In other words: CEOs are so high up the food chain that they don’t understand the human labour that goes into turning an error-riddled AI creation into something that functions properly in a business context. They are desperate to replace their annoying and expensive human labour with compliant AI models, but grossly overestimate what the technology can do. Meanwhile, the industry is rushing out overhyped AI solutions without properly stress-testing them.
This collective euphoria has resulted in some predictable disasters. In April, an AI coding agent powered by Anthropic’s Claude went berserk and deleted a company called PocketOS’s entire production database, along with backups. Jeremy Crane, PocketOS’s founder, later mused on X that this sort of failure was “inevitable” because the industry is “building AI-agent integrations into production infrastructure faster than it’s building the safety architecture to make those integrations safe”. To recall Facebook’s old mantra: it’s moving fast and breaking things.
Those things include our brains and grasp on reality. There’s a viral quote floating around the internet that quips: “The dumbest person you know is currently being told ‘You’re absolutely right!’ by ChatGPT.” Our tech overlords designed AI chatbots to be obsequious because it’s good business: having your opinions and feelings constantly validated increases user engagement.
But what else does this constant flattery do? While we’re still figuring that out, early studies aren’t reassuring. Research published in the Lancet Psychiatry in March found chatbots can encourage delusional thinking, particularly in people already vulnerable to developing psychotic symptoms. And a recent study from Stanford computer scientists found LLM “sycophancy can undermine users’ capacity for self-correction and responsible decision-making”. There is a pressing need, the study stresses, “to address AI sycophancy as a societal risk”.
Forget AI for a second; it’s already clear sycophancy is a societal risk. Just look at Donald Trump: his entire administration functions like a fawning chatbot.
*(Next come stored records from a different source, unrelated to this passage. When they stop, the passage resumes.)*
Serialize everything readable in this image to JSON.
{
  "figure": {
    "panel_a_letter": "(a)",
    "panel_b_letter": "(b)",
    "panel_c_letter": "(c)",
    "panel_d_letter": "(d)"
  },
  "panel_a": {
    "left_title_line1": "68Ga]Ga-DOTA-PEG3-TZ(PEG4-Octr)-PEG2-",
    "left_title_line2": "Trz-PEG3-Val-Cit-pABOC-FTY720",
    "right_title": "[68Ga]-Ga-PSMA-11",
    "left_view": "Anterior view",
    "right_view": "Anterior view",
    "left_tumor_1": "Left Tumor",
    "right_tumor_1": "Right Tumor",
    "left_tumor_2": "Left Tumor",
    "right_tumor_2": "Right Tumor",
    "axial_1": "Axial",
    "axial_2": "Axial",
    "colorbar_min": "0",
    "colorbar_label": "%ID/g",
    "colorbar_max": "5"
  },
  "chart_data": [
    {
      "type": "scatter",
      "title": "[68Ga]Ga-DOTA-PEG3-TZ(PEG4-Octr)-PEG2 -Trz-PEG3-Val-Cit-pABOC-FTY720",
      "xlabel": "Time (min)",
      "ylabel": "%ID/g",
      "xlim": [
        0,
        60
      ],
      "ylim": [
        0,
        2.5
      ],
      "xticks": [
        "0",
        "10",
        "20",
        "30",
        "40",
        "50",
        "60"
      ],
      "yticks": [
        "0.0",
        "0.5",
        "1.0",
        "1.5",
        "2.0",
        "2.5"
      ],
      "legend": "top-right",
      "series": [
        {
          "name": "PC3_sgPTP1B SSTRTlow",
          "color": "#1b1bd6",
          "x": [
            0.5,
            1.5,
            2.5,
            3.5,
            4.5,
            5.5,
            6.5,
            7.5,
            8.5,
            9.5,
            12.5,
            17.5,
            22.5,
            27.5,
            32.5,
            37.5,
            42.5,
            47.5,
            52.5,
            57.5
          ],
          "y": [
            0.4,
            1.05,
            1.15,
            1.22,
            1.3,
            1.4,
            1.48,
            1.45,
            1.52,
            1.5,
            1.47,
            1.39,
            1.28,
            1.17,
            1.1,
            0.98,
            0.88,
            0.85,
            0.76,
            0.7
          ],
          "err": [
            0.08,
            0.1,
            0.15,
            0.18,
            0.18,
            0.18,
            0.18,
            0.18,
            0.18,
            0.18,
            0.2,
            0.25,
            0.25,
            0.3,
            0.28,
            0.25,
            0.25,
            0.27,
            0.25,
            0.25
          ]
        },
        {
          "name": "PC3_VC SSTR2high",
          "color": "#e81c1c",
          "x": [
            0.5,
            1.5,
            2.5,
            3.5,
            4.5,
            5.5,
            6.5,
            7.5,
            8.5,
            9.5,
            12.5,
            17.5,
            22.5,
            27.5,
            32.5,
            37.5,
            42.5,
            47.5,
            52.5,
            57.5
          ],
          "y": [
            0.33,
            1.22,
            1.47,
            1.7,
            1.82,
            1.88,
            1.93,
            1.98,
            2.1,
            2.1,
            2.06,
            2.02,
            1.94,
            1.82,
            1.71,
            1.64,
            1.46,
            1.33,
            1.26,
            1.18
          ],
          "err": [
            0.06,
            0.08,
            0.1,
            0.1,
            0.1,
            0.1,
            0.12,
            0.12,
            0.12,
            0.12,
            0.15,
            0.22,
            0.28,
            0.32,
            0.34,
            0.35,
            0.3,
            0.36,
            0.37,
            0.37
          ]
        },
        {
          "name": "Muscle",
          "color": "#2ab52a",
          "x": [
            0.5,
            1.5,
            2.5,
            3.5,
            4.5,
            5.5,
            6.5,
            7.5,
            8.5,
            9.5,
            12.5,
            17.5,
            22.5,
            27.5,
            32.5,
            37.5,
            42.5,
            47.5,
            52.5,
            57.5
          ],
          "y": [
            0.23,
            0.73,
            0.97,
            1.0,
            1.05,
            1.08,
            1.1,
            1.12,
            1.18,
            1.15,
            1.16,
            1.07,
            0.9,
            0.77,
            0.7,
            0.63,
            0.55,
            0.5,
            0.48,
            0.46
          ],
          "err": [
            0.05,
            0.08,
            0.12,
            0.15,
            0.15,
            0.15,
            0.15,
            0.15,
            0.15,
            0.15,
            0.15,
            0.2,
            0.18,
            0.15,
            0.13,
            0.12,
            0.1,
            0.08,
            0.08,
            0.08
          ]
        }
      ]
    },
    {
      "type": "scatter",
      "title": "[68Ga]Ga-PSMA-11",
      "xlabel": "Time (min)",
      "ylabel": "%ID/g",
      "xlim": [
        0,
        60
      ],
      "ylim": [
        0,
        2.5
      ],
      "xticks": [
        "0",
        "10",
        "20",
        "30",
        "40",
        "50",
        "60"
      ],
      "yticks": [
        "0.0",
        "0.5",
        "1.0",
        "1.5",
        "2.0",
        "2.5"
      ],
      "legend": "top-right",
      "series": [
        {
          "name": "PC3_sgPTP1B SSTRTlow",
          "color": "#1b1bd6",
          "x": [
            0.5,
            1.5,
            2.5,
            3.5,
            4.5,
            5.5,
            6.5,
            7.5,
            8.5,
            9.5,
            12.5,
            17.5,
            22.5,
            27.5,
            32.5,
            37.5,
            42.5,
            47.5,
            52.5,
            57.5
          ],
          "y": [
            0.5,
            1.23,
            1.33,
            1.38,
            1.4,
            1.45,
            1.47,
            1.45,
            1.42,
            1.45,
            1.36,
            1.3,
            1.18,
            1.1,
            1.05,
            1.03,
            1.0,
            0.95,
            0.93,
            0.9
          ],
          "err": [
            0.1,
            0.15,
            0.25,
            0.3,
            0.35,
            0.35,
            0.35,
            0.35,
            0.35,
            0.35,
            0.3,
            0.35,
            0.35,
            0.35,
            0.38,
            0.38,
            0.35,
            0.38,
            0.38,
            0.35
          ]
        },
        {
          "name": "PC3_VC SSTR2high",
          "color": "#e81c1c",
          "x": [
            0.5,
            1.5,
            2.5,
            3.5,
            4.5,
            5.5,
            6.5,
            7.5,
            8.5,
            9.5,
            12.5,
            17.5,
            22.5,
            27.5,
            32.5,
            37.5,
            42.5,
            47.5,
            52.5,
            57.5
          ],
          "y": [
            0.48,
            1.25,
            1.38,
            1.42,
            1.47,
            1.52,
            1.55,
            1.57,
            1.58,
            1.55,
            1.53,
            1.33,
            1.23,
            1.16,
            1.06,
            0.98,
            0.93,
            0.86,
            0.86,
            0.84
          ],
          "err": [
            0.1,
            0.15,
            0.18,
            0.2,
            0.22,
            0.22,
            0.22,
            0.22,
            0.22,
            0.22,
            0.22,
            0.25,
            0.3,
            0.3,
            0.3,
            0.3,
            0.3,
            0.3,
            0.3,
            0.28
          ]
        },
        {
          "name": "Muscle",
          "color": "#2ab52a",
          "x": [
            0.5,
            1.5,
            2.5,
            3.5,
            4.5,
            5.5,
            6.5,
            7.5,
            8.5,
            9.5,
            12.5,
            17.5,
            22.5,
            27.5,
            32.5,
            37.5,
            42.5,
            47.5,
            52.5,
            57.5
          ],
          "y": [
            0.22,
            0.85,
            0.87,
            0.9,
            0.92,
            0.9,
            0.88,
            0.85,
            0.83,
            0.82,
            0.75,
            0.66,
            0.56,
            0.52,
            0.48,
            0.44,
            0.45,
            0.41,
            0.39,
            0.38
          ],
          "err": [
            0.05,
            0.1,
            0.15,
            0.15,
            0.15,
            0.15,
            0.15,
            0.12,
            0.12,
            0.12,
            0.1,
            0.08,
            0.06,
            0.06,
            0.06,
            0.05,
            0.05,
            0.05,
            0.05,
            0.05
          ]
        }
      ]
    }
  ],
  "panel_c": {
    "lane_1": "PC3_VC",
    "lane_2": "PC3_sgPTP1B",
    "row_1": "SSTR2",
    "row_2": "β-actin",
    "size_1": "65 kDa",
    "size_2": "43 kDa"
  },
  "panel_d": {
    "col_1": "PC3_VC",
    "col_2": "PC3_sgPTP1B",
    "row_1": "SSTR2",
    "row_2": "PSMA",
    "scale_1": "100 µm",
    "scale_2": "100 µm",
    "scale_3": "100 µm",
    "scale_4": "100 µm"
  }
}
With every inane utterance that comes out of his mouth, a chorus of minions chirp: “You’re absolutely right!” Nobody close to him has the courage to rein him in. The same was true to some degree of Joe Biden. We might not be where we are now if his inner circle had provided tough love and told him that he shouldn’t pursue a second term. Instead, numerous political insiders have said that Biden surrounded himself with a tight group of “yes men” who shielded him from negative criticism. Meanwhile, in a corporate context, various studies have found a strong correlation between incessant flattery and poor executive performance. The powerful have always been able to construct their own realities; now, however, we’ve got machines that do it on an industrial scale.
Levie’s comments about AI psychosis, which have sparked intense debate, were really about CEOs having unrealistic expectations of a technology they can’t stop talking about but don’t fully understand, rather than true psychosis. But I think Levie could have gone much further in his diagnosis. In certain circles, there is an almost religious reverence for AI (I’ve previously called it AI-theism). This LLM-worship is causing some of the most powerful people in the world to direct their energy and resources towards building a “transhuman” future, where we (or, perhaps more accurately, a privileged few) merge with machines. A small but growing group of technologists are even yearning for a posthuman future where AI effectively replaces us. Guardrails be damned: they want to accelerate at full speed towards that future – speeding up the climate crisis with resource-hungry datacentres – even if it means the end of the world as we know it.
What a stupid, but perhaps fitting, way for humanity to end. An asteroid took the dinosaurs out. Now it’s looking increasingly likely we’re going to be wiped out because a cohort of rich losers keep being told “You’re absolutely right!” by ChatGPT.